Absent des échanges, l’introduction de critères relatifs à la pêche reste le grand oublié de mon point de vue. Peut-être faut-il considérer que la taxe éolienne, pour les parcs en DPM, couvre ce point ? Mais son utilisation est tellement contrainte que l’on peine à voir ce qu’elle pourra apporter aux pêcheurs des zones concernées. De plus, il n’y a pas de taxe fléchée vers la pêche à ce jour pour les parcs en ZEE (hors DPM). Quoi qu’il en soit, cette approche par les taxes ne traite pas le fait que concevoir un parc facilitant au mieux le maintien de la pêche peut générer des surcoûts qui, s’ils sont pris en compte dans les projets des candidats, ne seront que des handicaps dans la compétition. Ce point est particulièrement vrai pour les parcs flottants. Peut-être que les travaux du groupe interministériel qui planche sur le sujet de la « taxe pêche » apporteront des propositions utiles, mais je reste persuadé que ce sujet devrait être pris en compte dans les critères notés des AO. Pour mémoire : les cahiers des charges actuels demandent aux candidats de rédiger une note décrivant ce qu’ils ont prévu pour la pêche, sans que ces dispositions ne soient ni prises en compte dans la notation ni même engageantes.

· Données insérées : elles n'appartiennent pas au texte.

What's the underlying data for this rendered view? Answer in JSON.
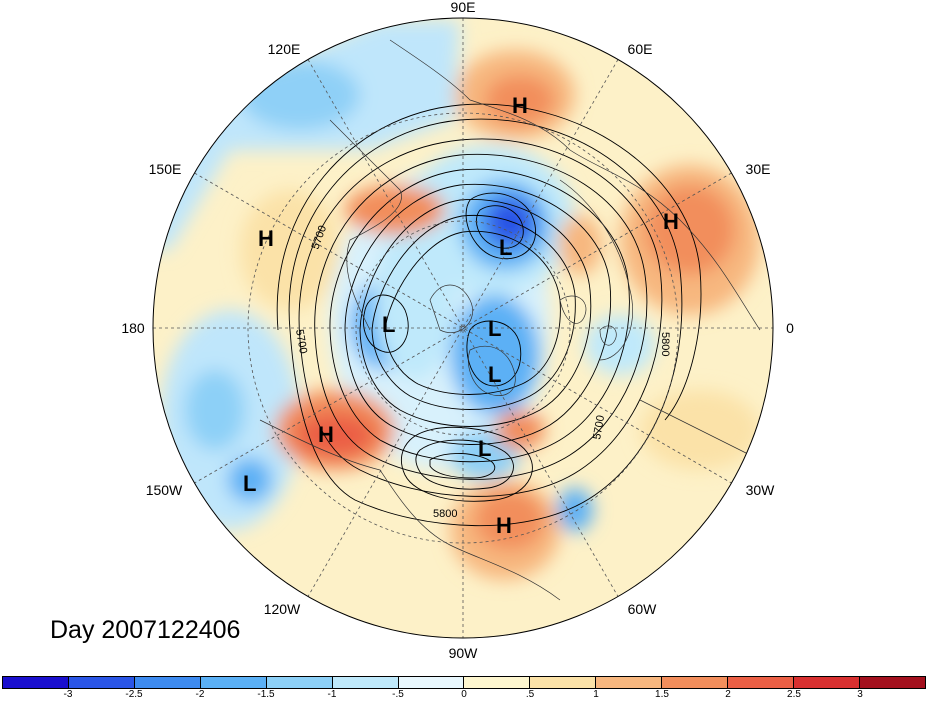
{
  "title": "Day 2007122406",
  "lon_labels": {
    "e90": "90E",
    "e60": "60E",
    "e30": "30E",
    "zero": "0",
    "w30": "30W",
    "w60": "60W",
    "w90": "90W",
    "w120": "120W",
    "w150": "150W",
    "e180": "180",
    "e150": "150E",
    "e120": "120E"
  },
  "contour_labels": {
    "c5700a": "5700",
    "c5700b": "5700",
    "c5700c": "5700",
    "c5800a": "5800",
    "c5800b": "5800"
  },
  "centers": {
    "h1": "H",
    "h2": "H",
    "h3": "H",
    "h4": "H",
    "h5": "H",
    "l1": "L",
    "l2": "L",
    "l3": "L",
    "l4": "L",
    "l5": "L",
    "l6": "L"
  },
  "colorbar": {
    "colors": [
      "#1a0fcf",
      "#2a55e6",
      "#3d8bf0",
      "#5bb0f5",
      "#8dd0f7",
      "#bfe9fb",
      "#e8f7fd",
      "#fdf6cf",
      "#fbe2a8",
      "#f7b77f",
      "#f28e5c",
      "#eb5f45",
      "#d83030",
      "#a3101d"
    ],
    "ticks": [
      "-3",
      "-2.5",
      "-2",
      "-1.5",
      "-1",
      "-.5",
      "0",
      ".5",
      "1",
      "1.5",
      "2",
      "2.5",
      "3"
    ]
  }
}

Et l’homme en short jaune se promène avec ses beaux penons
Pour finir sur une rencontre fort sympathique, quel plaisir de croiser Michel Desjoyeaux, double vainqueur du Vendée Globe (entre autres !), tout sourire dans son bermuda jaune en toile, parcourant les allées pour faire la promotion de son ePenon (TrimControlTM), le penon électronique du futur permettant de connaitre à tout moment l’écoulement de l’air sur les voiles des navires et aussi, bien sûr, sur les pales des éoliennes ! Souhaitons le succès au « professeur » et à cette intéressante innovation dans son attaque du marché éolien. Restera à convaincre les constructeurs de turbines, ce qui sera un nouveau défi n’en doutons pas.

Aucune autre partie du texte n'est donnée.